シークレットガール!【完】
“サクラ サクラ サクラ”
何でこんなに彼は泣いているのだろうか。
彼の耳には、桜の花びらのピアスがキラリと光る。
ふと、あることを思い出す。
“ねぇ知ってる?402室の藤崎さくらさんって。あの子、もう余命が少ないんですって”
“とても可愛らしい子だったわよね。それに彼氏くんもスゴいイケメンで美男美女な感じだったわよね”
“そうそう。なんか、彼氏くん可哀想よね。彼女がいなくなってしまうなんて。いつも、桜の木の上で泣いてるわ”

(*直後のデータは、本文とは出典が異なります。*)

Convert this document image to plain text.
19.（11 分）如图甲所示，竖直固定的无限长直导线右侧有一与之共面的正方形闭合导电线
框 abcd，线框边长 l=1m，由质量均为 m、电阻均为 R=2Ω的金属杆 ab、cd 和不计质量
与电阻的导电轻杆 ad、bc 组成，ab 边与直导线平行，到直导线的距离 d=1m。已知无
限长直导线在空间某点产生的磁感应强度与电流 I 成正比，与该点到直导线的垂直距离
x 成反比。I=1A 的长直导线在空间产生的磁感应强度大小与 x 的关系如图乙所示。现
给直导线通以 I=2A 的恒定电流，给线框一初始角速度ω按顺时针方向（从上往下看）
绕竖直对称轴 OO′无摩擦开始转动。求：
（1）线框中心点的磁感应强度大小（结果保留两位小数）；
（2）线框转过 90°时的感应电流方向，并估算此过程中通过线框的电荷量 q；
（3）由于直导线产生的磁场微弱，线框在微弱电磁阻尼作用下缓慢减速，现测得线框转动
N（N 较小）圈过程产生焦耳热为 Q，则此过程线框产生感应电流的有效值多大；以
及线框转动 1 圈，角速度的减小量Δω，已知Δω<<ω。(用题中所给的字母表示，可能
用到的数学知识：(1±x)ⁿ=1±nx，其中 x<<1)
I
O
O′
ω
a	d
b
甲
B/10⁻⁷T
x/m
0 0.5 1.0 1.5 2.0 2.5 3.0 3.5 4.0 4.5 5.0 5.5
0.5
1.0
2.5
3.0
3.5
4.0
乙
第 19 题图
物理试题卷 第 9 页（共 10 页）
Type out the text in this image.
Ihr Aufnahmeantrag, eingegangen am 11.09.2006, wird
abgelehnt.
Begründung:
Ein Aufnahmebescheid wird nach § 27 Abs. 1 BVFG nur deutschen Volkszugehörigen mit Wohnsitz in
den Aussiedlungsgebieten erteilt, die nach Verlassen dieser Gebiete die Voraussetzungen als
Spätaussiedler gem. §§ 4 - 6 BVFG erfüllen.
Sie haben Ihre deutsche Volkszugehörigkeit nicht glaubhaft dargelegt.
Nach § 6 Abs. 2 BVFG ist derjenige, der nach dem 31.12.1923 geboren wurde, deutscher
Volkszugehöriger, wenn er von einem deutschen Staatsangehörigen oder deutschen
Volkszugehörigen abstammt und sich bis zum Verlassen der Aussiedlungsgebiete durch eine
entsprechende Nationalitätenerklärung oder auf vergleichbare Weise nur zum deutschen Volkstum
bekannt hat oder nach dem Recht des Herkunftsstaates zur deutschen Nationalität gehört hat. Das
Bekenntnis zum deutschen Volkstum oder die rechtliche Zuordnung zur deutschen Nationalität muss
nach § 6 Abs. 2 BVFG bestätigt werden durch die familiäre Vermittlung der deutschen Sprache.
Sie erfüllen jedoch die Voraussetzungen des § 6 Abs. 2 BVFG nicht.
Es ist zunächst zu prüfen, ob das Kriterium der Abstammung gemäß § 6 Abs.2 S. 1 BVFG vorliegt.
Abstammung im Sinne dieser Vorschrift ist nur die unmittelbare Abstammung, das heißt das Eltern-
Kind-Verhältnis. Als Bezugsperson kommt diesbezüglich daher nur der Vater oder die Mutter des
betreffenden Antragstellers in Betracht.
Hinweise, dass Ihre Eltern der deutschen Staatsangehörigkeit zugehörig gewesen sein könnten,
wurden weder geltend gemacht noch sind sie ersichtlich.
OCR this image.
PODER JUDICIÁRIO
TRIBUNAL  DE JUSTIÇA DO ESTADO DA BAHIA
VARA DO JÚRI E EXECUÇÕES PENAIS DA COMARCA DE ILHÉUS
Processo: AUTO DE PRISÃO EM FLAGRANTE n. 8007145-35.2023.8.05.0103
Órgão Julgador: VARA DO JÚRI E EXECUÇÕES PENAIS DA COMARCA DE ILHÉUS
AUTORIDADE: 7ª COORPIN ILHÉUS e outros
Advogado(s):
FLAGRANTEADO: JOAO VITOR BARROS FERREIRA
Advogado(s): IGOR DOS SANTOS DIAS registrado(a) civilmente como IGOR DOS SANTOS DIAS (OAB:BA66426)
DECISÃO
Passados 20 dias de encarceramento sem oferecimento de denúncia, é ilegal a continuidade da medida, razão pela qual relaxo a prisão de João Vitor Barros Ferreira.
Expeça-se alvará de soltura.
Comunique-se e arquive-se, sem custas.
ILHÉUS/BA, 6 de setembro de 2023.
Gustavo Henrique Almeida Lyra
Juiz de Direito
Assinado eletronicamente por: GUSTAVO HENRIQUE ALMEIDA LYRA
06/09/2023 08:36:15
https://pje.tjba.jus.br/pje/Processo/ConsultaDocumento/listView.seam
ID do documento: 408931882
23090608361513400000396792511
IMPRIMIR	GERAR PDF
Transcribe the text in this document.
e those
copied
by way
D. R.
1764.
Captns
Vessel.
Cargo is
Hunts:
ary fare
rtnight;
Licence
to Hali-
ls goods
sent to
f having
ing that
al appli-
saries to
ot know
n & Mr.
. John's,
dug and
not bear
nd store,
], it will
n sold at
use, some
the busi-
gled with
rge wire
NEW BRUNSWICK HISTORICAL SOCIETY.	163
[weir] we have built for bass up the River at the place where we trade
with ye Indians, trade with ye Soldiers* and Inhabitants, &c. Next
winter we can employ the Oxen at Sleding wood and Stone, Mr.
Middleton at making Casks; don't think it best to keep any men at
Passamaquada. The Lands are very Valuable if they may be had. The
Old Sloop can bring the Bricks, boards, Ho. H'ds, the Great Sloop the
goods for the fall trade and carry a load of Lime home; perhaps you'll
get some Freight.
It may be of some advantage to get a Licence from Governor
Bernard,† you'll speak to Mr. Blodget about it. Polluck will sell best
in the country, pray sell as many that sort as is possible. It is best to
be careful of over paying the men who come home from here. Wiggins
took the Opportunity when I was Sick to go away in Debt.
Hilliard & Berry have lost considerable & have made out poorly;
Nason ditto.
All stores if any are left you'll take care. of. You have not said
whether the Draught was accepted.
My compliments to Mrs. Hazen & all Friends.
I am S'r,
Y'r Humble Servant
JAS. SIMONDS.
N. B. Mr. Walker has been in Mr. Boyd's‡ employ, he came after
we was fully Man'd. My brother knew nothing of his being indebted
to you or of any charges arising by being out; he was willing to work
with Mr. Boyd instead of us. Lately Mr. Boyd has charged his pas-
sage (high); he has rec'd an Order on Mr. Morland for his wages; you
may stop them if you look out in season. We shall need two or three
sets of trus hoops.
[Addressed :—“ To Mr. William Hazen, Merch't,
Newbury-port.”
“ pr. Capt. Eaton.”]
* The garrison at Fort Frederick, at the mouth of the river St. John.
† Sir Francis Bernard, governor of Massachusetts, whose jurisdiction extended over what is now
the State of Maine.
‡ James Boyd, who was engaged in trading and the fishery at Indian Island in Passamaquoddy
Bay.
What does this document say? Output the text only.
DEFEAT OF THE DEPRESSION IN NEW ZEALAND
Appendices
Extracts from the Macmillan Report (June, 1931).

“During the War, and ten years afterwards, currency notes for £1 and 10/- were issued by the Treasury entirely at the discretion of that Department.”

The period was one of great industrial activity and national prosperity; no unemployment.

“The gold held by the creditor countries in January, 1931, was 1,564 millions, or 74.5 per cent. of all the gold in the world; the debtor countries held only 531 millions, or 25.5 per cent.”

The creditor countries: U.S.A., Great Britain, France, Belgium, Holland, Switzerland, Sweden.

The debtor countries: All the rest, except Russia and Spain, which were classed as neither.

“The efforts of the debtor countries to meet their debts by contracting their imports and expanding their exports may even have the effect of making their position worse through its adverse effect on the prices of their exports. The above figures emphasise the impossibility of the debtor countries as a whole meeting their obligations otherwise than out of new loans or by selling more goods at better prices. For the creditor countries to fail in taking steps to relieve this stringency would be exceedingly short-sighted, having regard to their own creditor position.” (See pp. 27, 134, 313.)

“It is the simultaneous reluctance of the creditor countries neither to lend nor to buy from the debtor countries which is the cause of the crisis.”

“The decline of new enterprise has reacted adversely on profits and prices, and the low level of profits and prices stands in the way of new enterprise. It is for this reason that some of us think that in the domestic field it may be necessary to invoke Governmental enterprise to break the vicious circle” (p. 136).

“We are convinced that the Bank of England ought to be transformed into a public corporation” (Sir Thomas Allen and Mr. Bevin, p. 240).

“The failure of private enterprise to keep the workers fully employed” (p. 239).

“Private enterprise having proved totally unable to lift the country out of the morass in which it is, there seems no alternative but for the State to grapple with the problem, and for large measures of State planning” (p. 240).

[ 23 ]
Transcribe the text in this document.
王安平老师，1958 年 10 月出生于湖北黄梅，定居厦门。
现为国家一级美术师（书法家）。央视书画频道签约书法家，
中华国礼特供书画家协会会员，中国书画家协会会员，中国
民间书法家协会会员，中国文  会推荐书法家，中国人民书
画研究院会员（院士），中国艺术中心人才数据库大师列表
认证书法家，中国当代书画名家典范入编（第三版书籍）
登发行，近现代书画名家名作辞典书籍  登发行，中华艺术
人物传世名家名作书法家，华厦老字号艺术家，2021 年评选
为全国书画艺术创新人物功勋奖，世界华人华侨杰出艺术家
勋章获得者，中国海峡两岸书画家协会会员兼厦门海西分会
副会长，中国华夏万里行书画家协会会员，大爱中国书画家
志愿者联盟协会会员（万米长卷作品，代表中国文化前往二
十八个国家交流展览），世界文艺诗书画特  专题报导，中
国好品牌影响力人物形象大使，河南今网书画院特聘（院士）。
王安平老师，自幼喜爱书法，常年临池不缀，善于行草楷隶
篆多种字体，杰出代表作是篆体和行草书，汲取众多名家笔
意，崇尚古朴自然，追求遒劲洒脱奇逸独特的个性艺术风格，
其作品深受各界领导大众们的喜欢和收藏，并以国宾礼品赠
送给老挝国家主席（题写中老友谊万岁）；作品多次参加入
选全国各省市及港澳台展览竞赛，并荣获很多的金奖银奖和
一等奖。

病院を歩いていたとき、聞こえたベテランの看護師さん達の会話。
彼は看護師さん達のいう“藤崎さくらさんの彼氏くん”だと確信した。
“藤崎さくら”って人が酷く羨ましかった。
だって、こんなにも悲しんでくれる人がいるのだから。
あたしなんて、………………。
黒く渦巻く感情が胸の中を縦横無尽に動き回る。
けれど、あたしは彼をほっておきたくないと思ってしまった。
彼の涙が美しいと思ってしまった。
だから、毎日、彼が泣いている桜の木を窓から見ていた。
…何をしたいのだろうか。
理由なんて分からなかった。
ずっと見ていて、分かったことは沢山ある。
彼は彼女さんの前では笑顔で振る舞っているらしく、弱味を見せないということ。
あたしは、もし彼女のように学校に行ったら彼のような存在が出来るかもしれない。
そう思って、あたしは高校行きたい。なんて思った。
もともとあたしは高校に行くつもりは無かった。
名前も知らない彼と藤崎さくらさという彼女に心を動かされたのである。
本格的に高校に入ろうと思ったのは、3月で。
もう合格発表も終わっていた。
けど、どうしても入りたくて。
その高校の理事長やら色々な人と掛け合い、運よく特待生枠を手に入れた。
──『ねぇ北府高校に入学するの?』
綺麗なソプラノ声が聞こえて、あたしの世界が色づき始めたのだ。